Di dalam hadits ini Nabi Muhammad shallallahu ‘alaihi wasallam memulai dengan mendorong kaum Muslimin agar menyambung silaturahim dan menjelaskan besarnya pahala perkara tersebut dari awal risalah dan permulaan beliau diutus sebelum menjelaskan sholat, zakat dan rukun Islam lainnya. Dan nabi Muhammad shallallahu ‘alaihi wasallam juga menggandengkannya dengan tauhid.

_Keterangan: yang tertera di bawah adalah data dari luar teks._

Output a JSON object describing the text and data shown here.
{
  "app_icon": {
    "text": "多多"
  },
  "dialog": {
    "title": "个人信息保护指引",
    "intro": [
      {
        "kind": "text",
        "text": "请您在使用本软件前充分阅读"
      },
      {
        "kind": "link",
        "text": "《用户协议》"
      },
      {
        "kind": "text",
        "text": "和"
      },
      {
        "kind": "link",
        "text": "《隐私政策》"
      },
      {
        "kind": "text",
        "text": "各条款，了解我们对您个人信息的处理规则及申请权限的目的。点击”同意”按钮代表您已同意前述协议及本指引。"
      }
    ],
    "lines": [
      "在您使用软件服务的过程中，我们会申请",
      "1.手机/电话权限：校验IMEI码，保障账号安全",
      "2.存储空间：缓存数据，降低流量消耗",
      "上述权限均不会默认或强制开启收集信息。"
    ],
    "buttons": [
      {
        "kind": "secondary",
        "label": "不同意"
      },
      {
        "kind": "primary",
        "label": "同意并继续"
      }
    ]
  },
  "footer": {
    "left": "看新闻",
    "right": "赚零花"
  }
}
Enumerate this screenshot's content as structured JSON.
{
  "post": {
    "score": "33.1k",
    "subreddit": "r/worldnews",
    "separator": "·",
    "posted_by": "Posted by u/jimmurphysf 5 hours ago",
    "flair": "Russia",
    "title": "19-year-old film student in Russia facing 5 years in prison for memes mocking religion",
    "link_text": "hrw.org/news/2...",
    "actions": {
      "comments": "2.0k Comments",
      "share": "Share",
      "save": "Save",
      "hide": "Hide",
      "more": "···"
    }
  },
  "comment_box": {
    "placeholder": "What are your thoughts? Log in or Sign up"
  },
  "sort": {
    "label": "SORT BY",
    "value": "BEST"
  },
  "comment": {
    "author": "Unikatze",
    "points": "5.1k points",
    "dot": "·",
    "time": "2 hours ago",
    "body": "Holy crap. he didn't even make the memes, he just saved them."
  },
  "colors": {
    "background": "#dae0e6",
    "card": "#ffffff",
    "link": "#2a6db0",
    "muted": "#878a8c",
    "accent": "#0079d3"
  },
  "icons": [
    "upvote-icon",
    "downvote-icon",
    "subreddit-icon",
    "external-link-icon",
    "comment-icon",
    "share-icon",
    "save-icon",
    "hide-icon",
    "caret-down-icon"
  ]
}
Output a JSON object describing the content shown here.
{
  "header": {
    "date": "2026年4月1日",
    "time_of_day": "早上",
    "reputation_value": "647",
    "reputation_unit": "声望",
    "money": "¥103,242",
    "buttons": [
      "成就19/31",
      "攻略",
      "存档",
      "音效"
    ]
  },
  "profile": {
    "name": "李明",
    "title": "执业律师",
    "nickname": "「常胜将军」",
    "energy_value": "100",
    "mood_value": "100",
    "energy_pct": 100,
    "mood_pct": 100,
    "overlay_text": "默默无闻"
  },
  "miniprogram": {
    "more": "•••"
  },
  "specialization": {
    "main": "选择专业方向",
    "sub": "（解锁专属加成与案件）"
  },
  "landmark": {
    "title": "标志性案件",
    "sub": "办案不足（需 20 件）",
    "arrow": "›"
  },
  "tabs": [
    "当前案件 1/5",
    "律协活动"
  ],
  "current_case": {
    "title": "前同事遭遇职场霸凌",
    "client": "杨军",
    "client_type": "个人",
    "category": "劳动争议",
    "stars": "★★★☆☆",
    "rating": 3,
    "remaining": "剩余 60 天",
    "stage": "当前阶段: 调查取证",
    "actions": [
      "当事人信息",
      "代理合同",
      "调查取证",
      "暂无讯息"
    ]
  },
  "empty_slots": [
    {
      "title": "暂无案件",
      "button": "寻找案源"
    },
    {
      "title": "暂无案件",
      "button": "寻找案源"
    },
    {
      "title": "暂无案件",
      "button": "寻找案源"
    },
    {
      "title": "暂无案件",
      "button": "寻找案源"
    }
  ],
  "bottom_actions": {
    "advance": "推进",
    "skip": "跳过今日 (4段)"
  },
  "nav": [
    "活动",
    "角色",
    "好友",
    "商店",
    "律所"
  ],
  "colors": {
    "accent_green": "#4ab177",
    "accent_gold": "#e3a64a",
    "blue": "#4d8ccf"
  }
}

عن أَبي أَيُّوبَ، أَنَّ أَعْرَابِيًّا، عَرَضَ لِرَسُولِ اللَّهِ صلى الله عليه وسلم وَهُوَ فِي سَفَرٍ ‏.‏ فَأَخَذَ بِخِطَامِ نَاقَتِهِ أَوْ بِزِمَامِهَا ثُمَّ قَالَ يَا رَسُولَ اللَّهِ – أَوْ يَا مُحَمَّدُ – أَخْبِرْنِي بِمَا يُقَرِّبُنِي مِنَ الْجَنَّةِ وَمَا يُبَاعِدُنِي مِنَ النَّارِ ‏.‏ قَالَ فَكَفَّ النَّبِيُّ صلى الله عليه وسلم ثُمَّ نَظَرَ فِي أَصْحَابِهِ ثُمَّ قَالَ ‏”‏ لَقَدْ وُفِّقَ – أَوْ لَقَدْ هُدِيَ – قَالَ كَيْفَ قُلْتَ ‏”.‏ قَالَ فَأَعَادَ ‏.‏ فَقَالَ النَّبِيُّ صلى الله عليه وسلم ‏”‏ تَعْبُدُ اللَّهَ لاَ تُشْرِكُ بِهِ شَيْئًا وَتُقِيمُ الصَّلاَةَ وَتُؤْتِي الزَّكَاةَ وَتَصِلُ الرَّحِمَ، دعِ النَّاقَةَ”‏

Dari Abu Ayyub Al Anshori radhiyaallahu ’anhu : Bahwasanya ada seorang Arab Badui yang mencegat Nabi Muhammad shallallahu ‘alaihi wasallam padahal beliau sedang dalam perjalanan, lalu dia mengambil tali kendali untanya atau tali kekangnya, kemudian dia berkata, ‘Wahai Rasulullah, atau wahai Muhammad, kabarkanlah kepadaku tentang sesuatu yang mendekatkanku dari surga dan menjauhkan aku dari Neraka?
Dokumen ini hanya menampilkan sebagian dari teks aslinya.